Project 1.3.1

Understanding genetic variation in grapevine diseases and the genetic basis for pesticide resistance

Project summary

Grapevine diseases that are caused by fungal/oomycete pathogens such as Botrytis and powdery and downy mildews are responsible for significant crop losses. Current control measures rely on spraying with agrochemicals; however, there is growing evidence for resistance of fungal/oomycete pathogens to specific fungicides. By determining the genetic basis of these resistant phenotypes, DNA diagnostics to efficiently test for potential resistance prior to choosing an agrochemical will be developed and compared to established slow and complicated assays. This will provide impartial data to inform agrochemical purchasing and spray decisions, and potentially guide the development of next-generation agrochemicals.

Latest information

Investigating fungicide resistance in three pathogens
Powdery mildew (E. necator), Botrytis bunch rot and downy mildew (P. viticola) are the three most economically important diseases in Australian vineyards. To determine the incidence and severity of fungicide resistance in Australia, samples of all three diseases were collected from vineyards in the main viticultural regions of Australia and tested against a range of commonly used fungicides. Representative samples were genotyped for the presence of known mutations conferring resistance.

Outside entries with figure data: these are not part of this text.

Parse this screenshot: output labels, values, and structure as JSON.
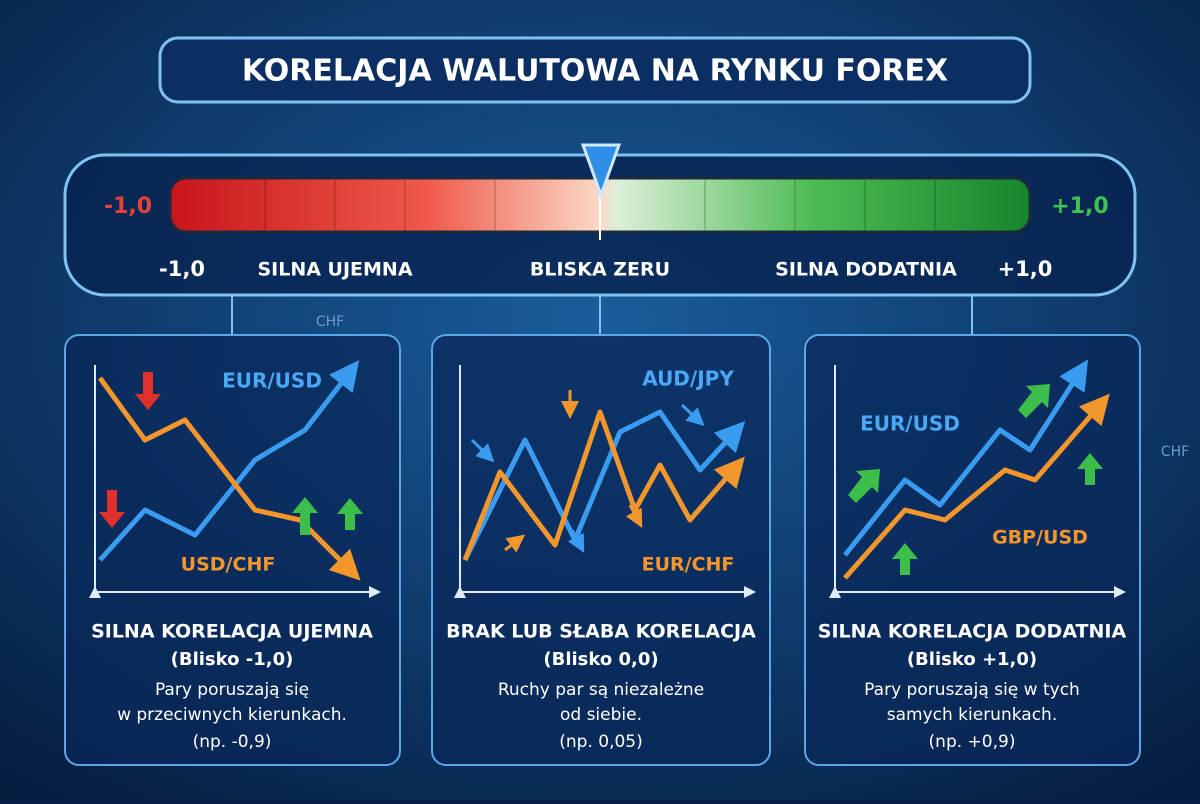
{
  "title": "KORELACJA WALUTOWA NA RYNKU FOREX",
  "scale": {
    "left_end": "-1,0",
    "right_end": "+1,0",
    "labels": [
      "-1,0",
      "SILNA UJEMNA",
      "BLISKA ZERU",
      "SILNA DODATNIA",
      "+1,0"
    ]
  },
  "background_labels": [
    "CHF",
    "CHF"
  ],
  "panels": [
    {
      "series_labels": [
        "EUR/USD",
        "USD/CHF"
      ],
      "heading": "SILNA KORELACJA UJEMNA",
      "subheading": "(Blisko -1,0)",
      "description": [
        "Pary poruszają się",
        "w przeciwnych kierunkach."
      ],
      "example": "(np. -0,9)"
    },
    {
      "series_labels": [
        "AUD/JPY",
        "EUR/CHF"
      ],
      "heading": "BRAK LUB SŁABA KORELACJA",
      "subheading": "(Blisko 0,0)",
      "description": [
        "Ruchy par są niezależne",
        "od siebie."
      ],
      "example": "(np. 0,05)"
    },
    {
      "series_labels": [
        "EUR/USD",
        "GBP/USD"
      ],
      "heading": "SILNA KORELACJA DODATNIA",
      "subheading": "(Blisko +1,0)",
      "description": [
        "Pary poruszają się w tych",
        "samych kierunkach."
      ],
      "example": "(np. +0,9)"
    }
  ]
}
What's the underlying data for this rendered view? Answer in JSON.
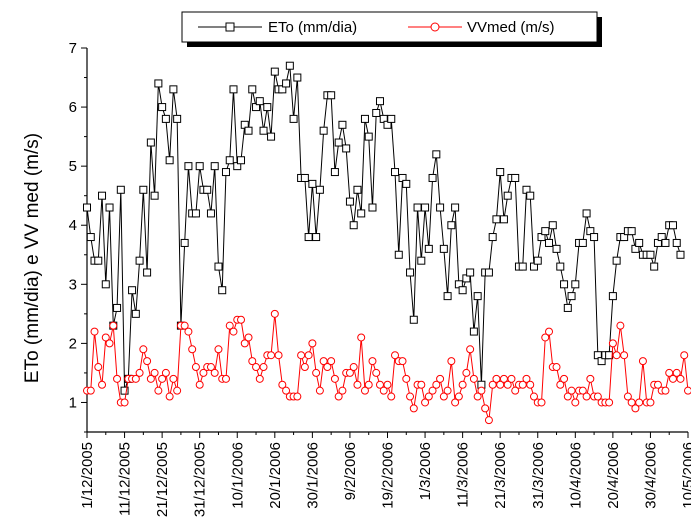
{
  "chart_data": {
    "type": "line",
    "title": "",
    "xlabel": "",
    "ylabel": "ETo (mm/dia) e VV med (m/s)",
    "ylim": [
      0.5,
      7
    ],
    "yticks": [
      "1",
      "2",
      "3",
      "4",
      "5",
      "6",
      "7"
    ],
    "xlim": [
      "1/12/2005",
      "10/5/2006"
    ],
    "xticks": [
      "1/12/2005",
      "11/12/2005",
      "21/12/2005",
      "31/12/2005",
      "10/1/2006",
      "20/1/2006",
      "30/1/2006",
      "9/2/2006",
      "19/2/2006",
      "1/3/2006",
      "11/3/2006",
      "21/3/2006",
      "31/3/2006",
      "10/4/2006",
      "20/4/2006",
      "30/4/2006",
      "10/5/2006"
    ],
    "legend_position": "top",
    "grid": false,
    "series": [
      {
        "name": "ETo (mm/dia)",
        "color": "#000000",
        "marker": "square",
        "values": [
          4.3,
          3.8,
          3.4,
          3.4,
          4.5,
          3.0,
          4.3,
          2.3,
          2.6,
          4.6,
          1.2,
          1.4,
          2.9,
          2.5,
          3.4,
          4.6,
          3.2,
          5.4,
          4.5,
          6.4,
          6.0,
          5.8,
          5.1,
          6.3,
          5.8,
          2.3,
          3.7,
          5.0,
          4.2,
          4.2,
          5.0,
          4.6,
          4.6,
          4.2,
          5.0,
          3.3,
          2.9,
          4.9,
          5.1,
          6.3,
          5.0,
          5.1,
          5.7,
          5.6,
          6.3,
          6.0,
          6.1,
          5.6,
          6.0,
          5.5,
          6.6,
          6.3,
          6.3,
          6.4,
          6.7,
          5.8,
          6.5,
          4.8,
          4.8,
          3.8,
          4.7,
          3.8,
          4.6,
          5.6,
          6.2,
          6.2,
          4.9,
          5.4,
          5.7,
          5.3,
          4.4,
          4.0,
          4.6,
          4.2,
          5.8,
          5.5,
          4.3,
          5.9,
          6.1,
          5.8,
          5.7,
          5.8,
          4.9,
          3.5,
          4.8,
          4.7,
          3.2,
          2.4,
          4.3,
          3.4,
          4.3,
          3.6,
          4.8,
          5.2,
          4.3,
          3.6,
          2.8,
          4.0,
          4.3,
          3.0,
          2.9,
          3.1,
          3.2,
          2.2,
          2.8,
          1.3,
          3.2,
          3.2,
          3.8,
          4.1,
          4.9,
          4.1,
          4.5,
          4.8,
          4.8,
          3.3,
          3.3,
          4.6,
          4.5,
          3.3,
          3.4,
          3.8,
          3.9,
          3.7,
          4.0,
          3.6,
          3.3,
          3.0,
          2.6,
          2.8,
          3.0,
          3.7,
          3.7,
          4.2,
          3.9,
          3.8,
          1.8,
          1.7,
          1.8,
          1.8,
          2.8,
          3.4,
          3.8,
          3.8,
          3.9,
          3.9,
          3.6,
          3.7,
          3.5,
          3.5,
          3.5,
          3.3,
          3.7,
          3.8,
          3.7,
          4.0,
          4.0,
          3.7,
          3.5
        ]
      },
      {
        "name": "VVmed (m/s)",
        "color": "#ff0000",
        "marker": "circle",
        "values": [
          1.2,
          1.2,
          2.2,
          1.6,
          1.3,
          2.1,
          2.0,
          2.3,
          1.4,
          1.0,
          1.0,
          1.4,
          1.4,
          1.4,
          1.5,
          1.9,
          1.7,
          1.4,
          1.5,
          1.2,
          1.4,
          1.5,
          1.1,
          1.4,
          1.2,
          2.3,
          2.3,
          2.2,
          1.9,
          1.6,
          1.3,
          1.5,
          1.6,
          1.6,
          1.5,
          1.9,
          1.4,
          1.4,
          2.3,
          2.2,
          2.4,
          2.4,
          2.0,
          2.1,
          1.7,
          1.6,
          1.4,
          1.6,
          1.8,
          1.8,
          2.5,
          1.8,
          1.3,
          1.2,
          1.1,
          1.1,
          1.1,
          1.8,
          1.6,
          1.8,
          2.0,
          1.5,
          1.2,
          1.7,
          1.6,
          1.7,
          1.4,
          1.1,
          1.2,
          1.5,
          1.5,
          1.6,
          1.3,
          2.1,
          1.2,
          1.3,
          1.7,
          1.5,
          1.3,
          1.2,
          1.3,
          1.1,
          1.8,
          1.7,
          1.7,
          1.4,
          1.1,
          0.9,
          1.3,
          1.3,
          1.0,
          1.1,
          1.2,
          1.3,
          1.4,
          1.1,
          1.2,
          1.7,
          1.0,
          1.1,
          1.3,
          1.5,
          1.9,
          1.4,
          1.1,
          1.2,
          0.9,
          0.7,
          1.3,
          1.4,
          1.3,
          1.4,
          1.3,
          1.4,
          1.2,
          1.3,
          1.3,
          1.4,
          1.3,
          1.1,
          1.0,
          1.0,
          2.1,
          2.2,
          1.6,
          1.6,
          1.3,
          1.4,
          1.1,
          1.2,
          1.0,
          1.2,
          1.2,
          1.1,
          1.4,
          1.1,
          1.1,
          1.0,
          1.0,
          1.0,
          2.0,
          1.8,
          2.3,
          1.8,
          1.1,
          1.0,
          0.9,
          1.0,
          1.7,
          1.0,
          1.0,
          1.3,
          1.3,
          1.2,
          1.2,
          1.5,
          1.4,
          1.5,
          1.4,
          1.8,
          1.2
        ]
      }
    ]
  }
}
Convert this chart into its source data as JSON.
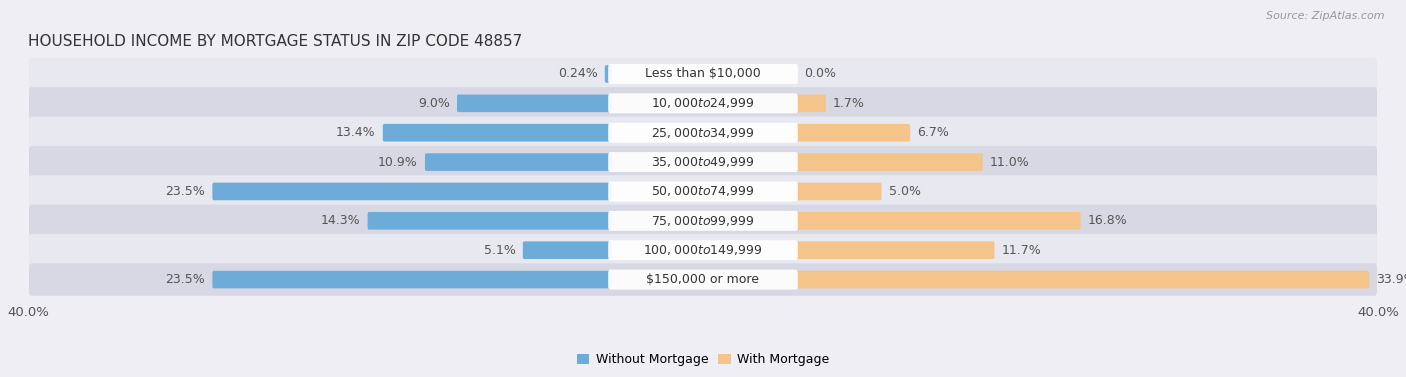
{
  "title": "Household Income by Mortgage Status in Zip Code 48857",
  "source": "Source: ZipAtlas.com",
  "categories": [
    "Less than $10,000",
    "$10,000 to $24,999",
    "$25,000 to $34,999",
    "$35,000 to $49,999",
    "$50,000 to $74,999",
    "$75,000 to $99,999",
    "$100,000 to $149,999",
    "$150,000 or more"
  ],
  "without_mortgage": [
    0.24,
    9.0,
    13.4,
    10.9,
    23.5,
    14.3,
    5.1,
    23.5
  ],
  "with_mortgage": [
    0.0,
    1.7,
    6.7,
    11.0,
    5.0,
    16.8,
    11.7,
    33.9
  ],
  "color_without": "#6dacd8",
  "color_with": "#f5c48a",
  "bg_color": "#eeeef4",
  "row_bg_even": "#e8e8f0",
  "row_bg_odd": "#d8d8e4",
  "xlim": 40.0,
  "title_fontsize": 11,
  "bar_label_fontsize": 9,
  "category_fontsize": 9,
  "legend_fontsize": 9,
  "source_fontsize": 8
}
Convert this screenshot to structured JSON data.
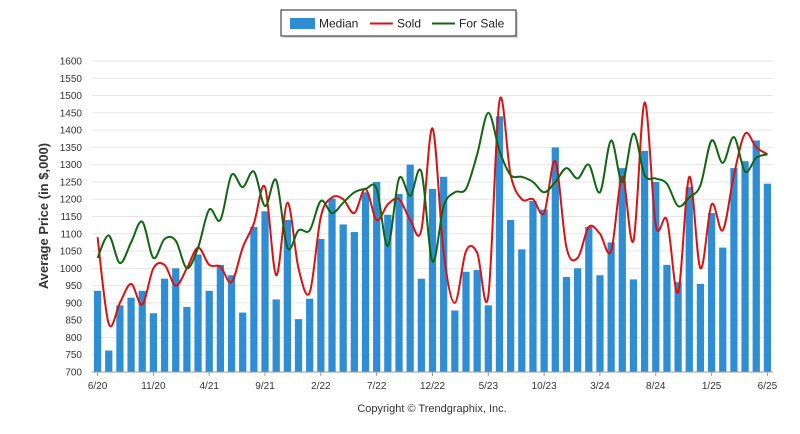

Results showed that resistance to quinone outside inhibitor (QoI) fungicides in powdery mildew was found in most viticultural regions. While phenotypic resistance of E. necator to the demethylation inhibitor group of fungicides was not widespread, the Y136F allele (a known genetic marker in resistant isolates) was present in approximately 60% of the isolates. Populations of P. viticola resistant to metalaxyl have been confirmed in all states except South Australia, and the allele conferring resistance to QoI has been detected. B. cinerea populations resistant to fenhexamid, iprodione, pyrimethanil, boscalid, tebuconazole and azoxystrobin were detected. While 38% of the 114 sites tested had no resistance detected, ten sites had populations resistant to four or more fungicides.

The results so far have confirmed the presence of populations of these three pathogens that are resistant to many fungicides throughout Australia. However, more work is needed to confirm how these results relate to the potential for field failure.